ESTIMATION OF A COMPANY’S FAIR VALUE

While accounting reports reflect historically accumulated spending of company’s stakeholders, fair value of a business may differ significantly from balance value of its assets. Being an open dynamic system, a company is subject to substantial external effects which may change company’s value for investors and owners in a moment. A company’s ability to generate revenues and its position relative to peers should be taken into account.

Thus, estimation of a company’s fair value would provide interested parties with a reliable basis to address the following purposes: project investment decisions, attracting project and structured finance, strategic investment to capital, M&A deals, etc. The analysts of IBcontacts ground their recommendations on in-depth analysis of macroeconomic trends and market environment analysis, assessment of a company’s historical operation, and employment of modern value modeling techniques.
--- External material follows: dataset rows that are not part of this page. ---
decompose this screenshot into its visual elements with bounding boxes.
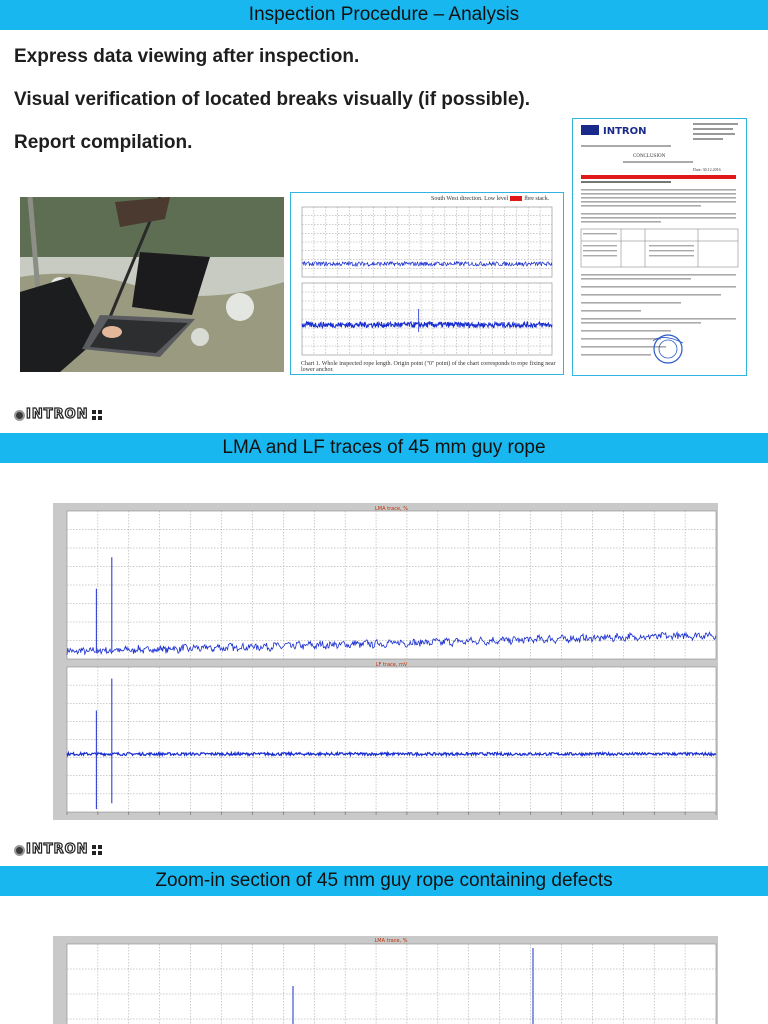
intron-logo-mark-icon [14,410,25,421]
intron-logo-2: INTRON [14,843,102,857]
document-title: CONCLUSION [633,154,666,159]
bullet-express-data: Express data viewing after inspection. [14,46,360,67]
thumbnail-header: South West direction. Low level fbre stack. [431,196,550,202]
zoom-plot-area [67,944,716,1024]
zoom-title: LMA trace, % [374,938,408,944]
svg-text:INTRON: INTRON [603,126,647,137]
lf-title: LF trace, mV [375,662,408,668]
intron-logo: INTRON [14,408,102,422]
bullet-visual-verification: Visual verification of located breaks visually (if possible). [14,89,530,110]
bullet-report: Report compilation. [14,132,193,153]
conclusion-document [572,118,747,376]
intron-logo-dots-icon [92,410,102,420]
banner-traces: LMA and LF traces of 45 mm guy rope [0,433,768,463]
whole-rope-chart-thumbnail [290,192,564,375]
banner-zoom: Zoom-in section of 45 mm guy rope containing defects [0,866,768,896]
thumbnail-plot [296,203,558,363]
lma-lf-trace-chart [53,503,718,820]
intron-logo-dots-icon [92,845,102,855]
banner-analysis: Inspection Procedure – Analysis [0,0,768,30]
field-inspection-photo [20,197,284,372]
svg-text:Date: 30.12.2016: Date: 30.12.2016 [693,167,721,172]
lma-title: LMA trace, % [375,506,408,512]
zoom-plot [53,936,718,1024]
intron-logo-mark-icon [14,845,25,856]
lma-lf-plot [53,503,718,820]
thumbnail-caption: Chart 1. Whole inspected rope length. Origin point ("0" point) of the chart corresponds to rope fixing near lower anchor. [301,361,556,373]
zoom-trace-chart [53,936,718,1024]
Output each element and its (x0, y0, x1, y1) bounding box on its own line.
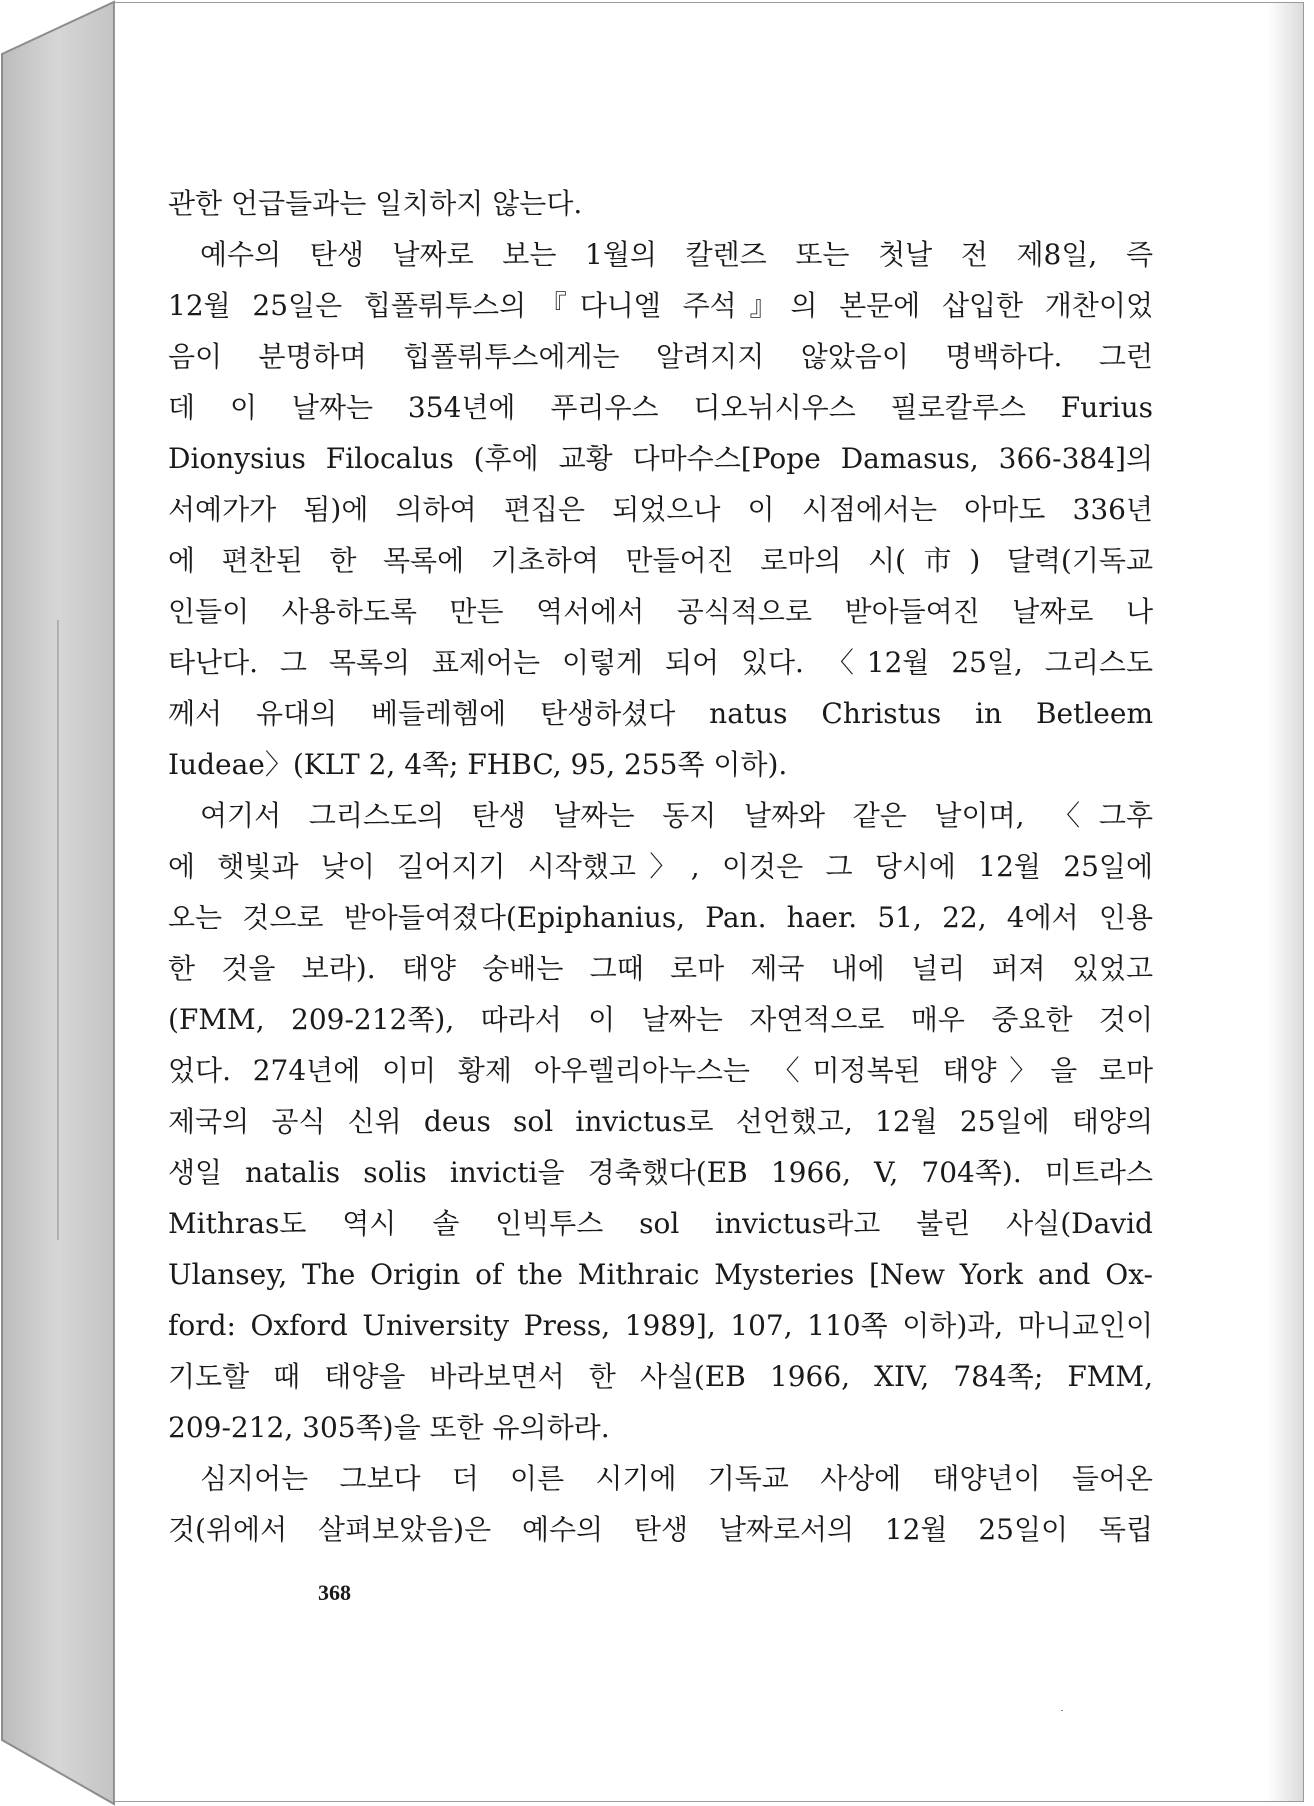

Typical report on fair market value estimation includes the following parts:

  • general description of the company;
  • analysis of macroeconomic factors and market-related factors influencing the company’s operation;
  • financial model description including justification of main assumptions and reasoning the choice of estimation method (income methods, peers analysis, comparable deals analysis);
  • description of estimation results;
  • conclusions and investment recommendations.

Fair value estimation recommendations may be provided as a separate service, as well as they may be a part of larger service package: M&A deals preparation and support, management accounting implementation, etc.